November 15, 2006

Ralph Peters: an 'I was wrong' would be nice

The increasingly unhinged Ralph Peters, today:

With political correctness permeating our government and even the upper echelons of the military, we never tried the one technique that has a solid track record of defeating insurgents if applied consistently: the rigorous imposition of public order.

Peters, eight months ago:

In place of the civil war that elements in our media declared, I saw full streets, open shops, traffic jams, donkey carts, Muslim holiday flags - and children everywhere, waving as our Humvees passed. Even the clouds of dust we stirred up didn't deter them. And the presence of children in the streets is the best possible indicator of a low threat level.

Posted by BruceR at 04:09 PM

Troop numbers in Afghanistan v Iraq: are different prescriptions required?

A reader of the last few posts could ask why a proposal by Bill Clinton to increase Afghan force levels by 8,000 meets with some approval and a proposed increase by John McCain of Iraq force levels by 20,000 does not.

Leaving aside all the other obvious differences between the situations in the two nations, an argument for this view can still be made solely for statistical reasons. Simply put, the McCain proposal is repeating something that's already been tried, whereas the Clinton proposal is breaking new ground.

In Iraq, coalition forces there are at pretty much their historic average for troop numbers in country: 161,000. The McCain proposal to increase this by 20,000 only brings the number back to the 183,000 peak it's already been at twice before, with no apparent lasting impact on violence levels nation-wide. (The old line about insanity being doing the same exact thing and expecting different results may be worth considering in this context.)

In Afghanistan, NATO force levels, now slightly above 30,000, are at their historic high. There have never been as many Western troops dedicated to the Afghan problem as there have been since early this fall. Clinton's proposal is, that in light of recent developments that indicate trouble ahead in the southern and eastern NATO regional command areas in 2007, that this number should be increased even further, up as much as 40,000.

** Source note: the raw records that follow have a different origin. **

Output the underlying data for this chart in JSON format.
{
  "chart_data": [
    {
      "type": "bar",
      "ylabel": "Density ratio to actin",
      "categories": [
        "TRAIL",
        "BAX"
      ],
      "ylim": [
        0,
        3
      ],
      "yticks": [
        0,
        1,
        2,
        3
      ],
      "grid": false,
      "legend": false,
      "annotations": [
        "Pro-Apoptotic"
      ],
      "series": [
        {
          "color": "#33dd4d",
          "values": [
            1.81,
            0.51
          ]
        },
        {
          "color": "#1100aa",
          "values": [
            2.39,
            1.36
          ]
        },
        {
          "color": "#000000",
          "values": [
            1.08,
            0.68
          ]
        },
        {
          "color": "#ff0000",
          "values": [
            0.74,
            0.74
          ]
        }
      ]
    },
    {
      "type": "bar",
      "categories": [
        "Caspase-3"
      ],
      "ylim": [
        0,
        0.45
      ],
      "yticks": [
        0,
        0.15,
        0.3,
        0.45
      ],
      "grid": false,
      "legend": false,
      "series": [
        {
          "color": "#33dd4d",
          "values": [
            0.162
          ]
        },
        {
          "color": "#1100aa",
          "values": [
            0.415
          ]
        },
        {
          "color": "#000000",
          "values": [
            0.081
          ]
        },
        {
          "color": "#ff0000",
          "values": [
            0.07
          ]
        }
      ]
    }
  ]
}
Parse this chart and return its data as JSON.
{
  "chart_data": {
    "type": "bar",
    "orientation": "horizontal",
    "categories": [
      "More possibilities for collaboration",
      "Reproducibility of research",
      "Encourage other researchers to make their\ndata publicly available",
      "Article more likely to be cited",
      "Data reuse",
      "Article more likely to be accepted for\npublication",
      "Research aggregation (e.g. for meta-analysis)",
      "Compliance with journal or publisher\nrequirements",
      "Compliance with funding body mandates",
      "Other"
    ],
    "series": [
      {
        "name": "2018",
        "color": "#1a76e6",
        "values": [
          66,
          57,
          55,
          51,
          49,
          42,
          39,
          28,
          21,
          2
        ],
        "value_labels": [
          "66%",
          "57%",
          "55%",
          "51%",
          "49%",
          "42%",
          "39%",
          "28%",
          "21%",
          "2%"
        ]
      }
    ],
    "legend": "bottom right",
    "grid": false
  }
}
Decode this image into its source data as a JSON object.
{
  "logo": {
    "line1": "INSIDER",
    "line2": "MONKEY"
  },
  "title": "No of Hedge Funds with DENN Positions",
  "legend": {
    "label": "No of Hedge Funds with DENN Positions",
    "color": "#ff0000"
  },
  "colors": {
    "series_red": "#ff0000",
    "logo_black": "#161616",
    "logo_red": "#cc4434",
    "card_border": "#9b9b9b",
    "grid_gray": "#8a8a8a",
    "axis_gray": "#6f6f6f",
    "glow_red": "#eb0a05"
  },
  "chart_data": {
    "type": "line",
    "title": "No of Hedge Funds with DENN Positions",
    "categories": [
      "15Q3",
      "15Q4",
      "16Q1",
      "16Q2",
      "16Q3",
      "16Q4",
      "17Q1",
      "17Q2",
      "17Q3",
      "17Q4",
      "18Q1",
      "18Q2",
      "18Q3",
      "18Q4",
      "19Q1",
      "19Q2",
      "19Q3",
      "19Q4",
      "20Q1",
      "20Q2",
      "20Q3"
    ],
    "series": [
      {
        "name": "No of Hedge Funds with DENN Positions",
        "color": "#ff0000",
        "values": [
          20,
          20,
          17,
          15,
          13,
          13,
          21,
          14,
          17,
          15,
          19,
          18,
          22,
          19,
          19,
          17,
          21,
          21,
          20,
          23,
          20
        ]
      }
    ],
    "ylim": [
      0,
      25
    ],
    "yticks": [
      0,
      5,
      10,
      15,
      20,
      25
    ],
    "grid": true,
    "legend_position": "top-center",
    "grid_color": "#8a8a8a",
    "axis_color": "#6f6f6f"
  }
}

Also worth noting in this context is that troop levels, compared to the size of the population, are significantly lower in Afghanistan than in Iraq. Iraq-style troop levels, or anything remotely close to them, have never been tried in Afghanistan until now. Even the Clinton proposal would only bring troop densities up to 3 coalition soldiers per 1000 inhabitants... still less than half of the Iraq average (see graph below):

Coalition soldiers per 1000 inhabitants

The argument of the numbers indicates that, in the absence of other changes in doctrine and strategy, another 20,000 soldiers in Iraq is unlikely to accomplish anything previous similarly-sized attempts already have. To really put the thesis that troop levels are the main issue in these occupation efforts to the test, one would have to increase the number of American soldiers on the ground in Iraq by a much larger number, perhaps as many as the 50,000 advocated by William Kristol here, for something in excess of six months.

There are obvious questions about whether the United States has the force generation capacity to do this any time soon. Certainly, any significant increase in Iraq troop levels will rule out Clinton's recommended increase for Afghanistan. It's something of an either-or between reinforcing the two occupation efforts as much as proponents of either course have proposed.

This is a pity, because if the logic of those calling for troop level increases in Iraq has any validity, it will have even more validity in Afghanistan, where for a much smaller commitment of troops, one could potentially "flood the zone" with occupiers more effectively than one could ever do in Iraq. It's even possible that one extra reinforced brigade in Afghanistan next year would have as much influence on that country as committing two new divisions would in Iraq... even if those divisions existed to send. The risk here is, that by undermanning Afghanistan in 2007, one could end up significantly degrading the security situation in that country without having any significant offsetting influence in Iraq.

This is the same risk that is warned against, in the context of a single-country insurgency, by Andrew Krepinevich with his writings on an "inkblot strategy:" address the problem insufficiently on a country-wide basis, and you will lose all to the insurgents: focus on one province, or one city, and work out, and you have a better chance to succeed. It may be possible that policy makers in the U.S. and NATO should start envisioning Iraq-Afghanistan as a combined problem, where Afghanistan is currently the best location in the theatre for future inkblotting.